SB 128 was based on the physician-assisted suicide statute that operates in Oregon, under which terminally ill patients can request to be provided with lethal drugs to take their own lives. This is the same legislation on which Rob Marris' assisted suicide Bill (to be debated in the House of Commons in a few weeks) is modelled.

Like the Marris proposals, the Californian legislation purports to be restricted to patients prognosed as having less than six months to live, and required two doctors to determine that they were mentally competent and had a "clear, settled, voluntary" wish to die. This shares the same pretence of "safeguards". As any end of life specialist will attest, prognoses of death at six months are impossible to make with anything remotely approaching certainty. As Dr Illora Finlay, Professor of Palliative Medicine and immediate former President of the Royal Society of Medicine, put it, 'the only honest answer' when asked about a patient's life expectancy at a possible distance of six months is 'I honestly can't tell.' Trusting people's lives to this sort of guesswork would inevitably lead to ill people's lives being ended prematurely, when (as has happened in innumerable cases) they could have lived full lives for years or even decades longer than expected.
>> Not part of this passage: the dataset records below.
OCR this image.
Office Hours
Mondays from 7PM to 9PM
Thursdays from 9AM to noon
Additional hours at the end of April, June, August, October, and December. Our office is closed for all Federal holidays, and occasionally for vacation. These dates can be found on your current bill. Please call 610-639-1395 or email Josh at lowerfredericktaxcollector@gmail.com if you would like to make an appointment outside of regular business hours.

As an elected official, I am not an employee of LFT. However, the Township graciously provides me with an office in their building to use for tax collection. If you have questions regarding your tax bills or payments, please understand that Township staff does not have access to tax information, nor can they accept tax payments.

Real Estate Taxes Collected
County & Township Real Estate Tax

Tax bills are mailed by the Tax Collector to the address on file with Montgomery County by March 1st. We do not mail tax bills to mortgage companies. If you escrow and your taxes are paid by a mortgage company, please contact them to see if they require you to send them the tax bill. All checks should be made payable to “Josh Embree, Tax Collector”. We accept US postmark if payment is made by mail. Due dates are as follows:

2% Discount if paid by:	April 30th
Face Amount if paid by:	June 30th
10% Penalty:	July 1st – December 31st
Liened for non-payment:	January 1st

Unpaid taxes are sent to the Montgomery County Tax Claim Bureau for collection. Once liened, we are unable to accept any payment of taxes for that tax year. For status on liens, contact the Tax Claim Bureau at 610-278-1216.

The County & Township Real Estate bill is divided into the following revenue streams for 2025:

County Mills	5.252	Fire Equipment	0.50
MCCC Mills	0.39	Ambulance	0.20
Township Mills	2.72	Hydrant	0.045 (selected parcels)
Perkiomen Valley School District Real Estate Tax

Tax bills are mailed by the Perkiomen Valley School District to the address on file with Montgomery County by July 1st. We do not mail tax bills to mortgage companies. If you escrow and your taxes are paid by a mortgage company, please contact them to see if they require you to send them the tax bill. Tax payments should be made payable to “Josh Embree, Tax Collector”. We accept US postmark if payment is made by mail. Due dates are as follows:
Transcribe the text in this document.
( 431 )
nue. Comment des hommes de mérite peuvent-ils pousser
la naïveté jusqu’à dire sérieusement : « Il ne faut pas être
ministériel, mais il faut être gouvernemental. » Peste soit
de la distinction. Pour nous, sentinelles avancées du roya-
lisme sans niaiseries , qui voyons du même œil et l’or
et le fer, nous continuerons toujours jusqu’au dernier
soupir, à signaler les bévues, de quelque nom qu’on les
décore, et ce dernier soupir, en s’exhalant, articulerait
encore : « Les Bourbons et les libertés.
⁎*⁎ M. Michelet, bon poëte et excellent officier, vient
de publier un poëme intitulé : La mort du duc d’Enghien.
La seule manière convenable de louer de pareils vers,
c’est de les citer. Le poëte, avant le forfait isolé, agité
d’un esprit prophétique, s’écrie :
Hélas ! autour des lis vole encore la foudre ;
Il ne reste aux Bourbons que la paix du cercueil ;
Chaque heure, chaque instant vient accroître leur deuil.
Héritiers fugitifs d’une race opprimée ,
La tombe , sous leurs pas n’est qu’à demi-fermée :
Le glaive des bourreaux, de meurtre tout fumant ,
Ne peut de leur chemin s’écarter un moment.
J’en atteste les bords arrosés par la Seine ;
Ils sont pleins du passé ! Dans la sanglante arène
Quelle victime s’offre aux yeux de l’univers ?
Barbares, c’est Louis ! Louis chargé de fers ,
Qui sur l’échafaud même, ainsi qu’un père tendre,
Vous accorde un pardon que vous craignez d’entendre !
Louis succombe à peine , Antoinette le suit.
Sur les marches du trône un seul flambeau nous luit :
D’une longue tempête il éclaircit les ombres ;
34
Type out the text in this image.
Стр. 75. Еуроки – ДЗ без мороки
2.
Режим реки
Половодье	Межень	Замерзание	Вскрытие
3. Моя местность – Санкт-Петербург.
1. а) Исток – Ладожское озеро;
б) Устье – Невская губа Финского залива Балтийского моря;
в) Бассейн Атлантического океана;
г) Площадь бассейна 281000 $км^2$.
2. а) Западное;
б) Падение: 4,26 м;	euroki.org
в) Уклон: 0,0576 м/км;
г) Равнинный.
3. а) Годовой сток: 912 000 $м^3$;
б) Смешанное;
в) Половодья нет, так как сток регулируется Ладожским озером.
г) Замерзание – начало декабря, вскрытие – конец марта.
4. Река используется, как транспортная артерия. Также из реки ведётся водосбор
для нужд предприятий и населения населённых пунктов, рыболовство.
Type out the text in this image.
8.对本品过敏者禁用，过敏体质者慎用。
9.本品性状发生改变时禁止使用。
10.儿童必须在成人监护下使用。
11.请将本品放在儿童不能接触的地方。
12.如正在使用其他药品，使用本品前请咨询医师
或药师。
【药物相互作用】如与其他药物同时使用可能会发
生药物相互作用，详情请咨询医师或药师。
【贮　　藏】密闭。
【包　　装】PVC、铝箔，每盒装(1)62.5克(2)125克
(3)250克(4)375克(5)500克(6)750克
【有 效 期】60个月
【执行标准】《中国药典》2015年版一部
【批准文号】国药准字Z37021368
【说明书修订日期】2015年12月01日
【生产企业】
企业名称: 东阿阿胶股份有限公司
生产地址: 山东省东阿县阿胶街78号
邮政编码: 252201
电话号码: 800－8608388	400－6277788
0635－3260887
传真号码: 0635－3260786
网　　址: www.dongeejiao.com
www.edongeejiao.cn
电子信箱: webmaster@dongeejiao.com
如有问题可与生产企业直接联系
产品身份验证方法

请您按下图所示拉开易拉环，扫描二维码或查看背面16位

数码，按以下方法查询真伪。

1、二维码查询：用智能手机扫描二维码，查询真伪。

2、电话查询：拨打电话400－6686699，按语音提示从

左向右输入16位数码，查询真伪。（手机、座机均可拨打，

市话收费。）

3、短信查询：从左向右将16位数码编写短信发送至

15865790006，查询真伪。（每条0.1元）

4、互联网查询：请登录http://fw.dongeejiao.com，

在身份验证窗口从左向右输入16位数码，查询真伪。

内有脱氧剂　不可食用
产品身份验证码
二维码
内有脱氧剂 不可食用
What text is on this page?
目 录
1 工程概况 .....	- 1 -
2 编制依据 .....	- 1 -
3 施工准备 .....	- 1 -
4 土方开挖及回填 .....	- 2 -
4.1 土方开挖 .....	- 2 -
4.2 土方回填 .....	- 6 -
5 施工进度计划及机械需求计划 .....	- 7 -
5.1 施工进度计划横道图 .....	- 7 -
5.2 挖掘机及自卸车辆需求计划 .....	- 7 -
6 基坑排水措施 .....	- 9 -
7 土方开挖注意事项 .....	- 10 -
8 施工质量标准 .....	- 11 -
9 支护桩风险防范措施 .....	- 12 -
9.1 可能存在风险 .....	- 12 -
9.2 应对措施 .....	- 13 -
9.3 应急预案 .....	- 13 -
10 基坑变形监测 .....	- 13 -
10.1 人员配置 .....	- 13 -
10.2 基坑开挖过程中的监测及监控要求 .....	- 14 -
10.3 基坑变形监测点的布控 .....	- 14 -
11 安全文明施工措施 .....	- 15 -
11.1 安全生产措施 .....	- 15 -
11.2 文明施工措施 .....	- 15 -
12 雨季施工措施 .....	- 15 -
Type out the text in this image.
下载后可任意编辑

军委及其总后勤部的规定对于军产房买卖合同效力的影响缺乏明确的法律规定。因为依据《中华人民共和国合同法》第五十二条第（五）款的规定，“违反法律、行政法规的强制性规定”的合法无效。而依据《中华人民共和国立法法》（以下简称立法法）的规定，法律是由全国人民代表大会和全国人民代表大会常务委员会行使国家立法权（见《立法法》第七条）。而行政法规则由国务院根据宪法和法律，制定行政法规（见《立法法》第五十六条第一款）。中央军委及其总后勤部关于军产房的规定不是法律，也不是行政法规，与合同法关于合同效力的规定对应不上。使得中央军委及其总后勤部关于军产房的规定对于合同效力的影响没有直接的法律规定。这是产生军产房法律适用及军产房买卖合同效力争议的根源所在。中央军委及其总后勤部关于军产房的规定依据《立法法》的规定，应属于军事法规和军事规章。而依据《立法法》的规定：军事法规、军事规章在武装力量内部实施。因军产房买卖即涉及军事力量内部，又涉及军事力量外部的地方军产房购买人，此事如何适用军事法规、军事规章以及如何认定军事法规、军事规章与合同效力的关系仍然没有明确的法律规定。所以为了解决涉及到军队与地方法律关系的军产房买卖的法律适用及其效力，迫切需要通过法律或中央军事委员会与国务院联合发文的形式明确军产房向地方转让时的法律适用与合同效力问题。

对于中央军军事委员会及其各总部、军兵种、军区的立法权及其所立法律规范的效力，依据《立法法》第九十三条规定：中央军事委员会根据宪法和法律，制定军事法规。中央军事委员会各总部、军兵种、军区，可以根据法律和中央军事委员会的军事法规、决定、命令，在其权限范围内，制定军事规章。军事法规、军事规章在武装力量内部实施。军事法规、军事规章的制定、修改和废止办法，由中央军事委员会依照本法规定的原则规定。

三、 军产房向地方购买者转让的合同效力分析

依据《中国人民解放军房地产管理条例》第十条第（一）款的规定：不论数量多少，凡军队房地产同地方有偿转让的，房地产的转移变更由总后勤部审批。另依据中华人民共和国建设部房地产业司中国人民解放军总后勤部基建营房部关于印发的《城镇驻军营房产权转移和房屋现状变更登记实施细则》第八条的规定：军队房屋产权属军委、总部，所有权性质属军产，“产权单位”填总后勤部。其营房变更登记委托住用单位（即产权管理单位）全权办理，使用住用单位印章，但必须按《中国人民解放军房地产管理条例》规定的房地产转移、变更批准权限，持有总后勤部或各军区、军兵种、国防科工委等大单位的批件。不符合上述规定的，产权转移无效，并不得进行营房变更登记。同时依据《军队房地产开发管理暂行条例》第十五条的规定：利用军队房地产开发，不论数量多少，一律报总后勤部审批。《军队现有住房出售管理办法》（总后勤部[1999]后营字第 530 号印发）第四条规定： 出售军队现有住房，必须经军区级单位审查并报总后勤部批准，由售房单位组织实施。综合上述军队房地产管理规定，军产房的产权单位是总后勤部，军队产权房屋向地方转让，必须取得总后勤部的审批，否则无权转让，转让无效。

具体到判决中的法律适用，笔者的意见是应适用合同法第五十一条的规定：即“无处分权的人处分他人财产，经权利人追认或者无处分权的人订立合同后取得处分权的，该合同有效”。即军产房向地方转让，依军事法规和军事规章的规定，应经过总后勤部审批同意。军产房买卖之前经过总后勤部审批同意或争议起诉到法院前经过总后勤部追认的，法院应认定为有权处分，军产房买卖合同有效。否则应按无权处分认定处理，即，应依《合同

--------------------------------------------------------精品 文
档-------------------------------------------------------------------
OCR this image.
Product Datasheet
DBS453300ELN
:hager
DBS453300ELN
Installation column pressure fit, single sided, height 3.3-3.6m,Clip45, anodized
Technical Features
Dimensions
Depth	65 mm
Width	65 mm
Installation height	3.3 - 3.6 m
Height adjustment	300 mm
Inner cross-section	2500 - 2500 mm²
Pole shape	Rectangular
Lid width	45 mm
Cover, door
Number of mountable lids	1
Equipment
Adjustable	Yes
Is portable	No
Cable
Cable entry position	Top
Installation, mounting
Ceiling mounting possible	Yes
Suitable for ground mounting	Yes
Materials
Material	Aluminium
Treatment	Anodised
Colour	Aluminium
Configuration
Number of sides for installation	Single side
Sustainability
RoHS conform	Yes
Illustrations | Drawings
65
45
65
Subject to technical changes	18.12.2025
Due to this and other flaws innate to any assisted suicide proposal, concerns were raised from the disabled community, and the elderly. That is: those who are most vulnerable to medical discrimination and pressure to commit suicide. Groups such as Disability Rights California reported their concern that depression, incorrect prognoses, and the influence of unscrupulous relatives may lead people to end their lives who have serious disabilities but otherwise want to live.

For the same reasons, in the UK all the leading disability and elderly campaigning groups - Scope, Disability Rights UK, the British Geriatric Society, and others - oppose assisted suicide. As do the Royal Colleges of Physicians, General Practitioners and Surgeons, and the British Medical Association, which recently rejected motions to adopt a neutral position on this subject.

Liz Carr, the Silent Witness actor who has campaigned alongside other disabled people against assisted dying for years, puts it this way: "if the Assisted Dying Bill passes, some people's lives will be ended without their consent, through mistakes and abuse...Against a [NHS] backdrop of longer shifts, difficulty in obtaining appointments and the rationing of certain treatments, should we really be pushing further pressures onto our reluctant doctors?" Those campaigning seem to have no answers to these questions, or to the fact that a change in the law would put so, so many elderly, frail and disabled people in danger.

Like legislators abroad, many Parliamentarians recognise that assisted suicide (including the model proposed by Marris) poses a profound danger to the most vulnerable members of our society. The NHS has developed the best palliative care system in the world - though one which still needs significantly more support - and the Government must ensure that the best care and support is available in every area, to every person, so that the UK remains an exemplar of care and compassion to those most in need of it.

Doctors, disabled rights activists, and parliaments around the world have all rejected this step, embracing better end-of-life care. The UK Parliament must do the same.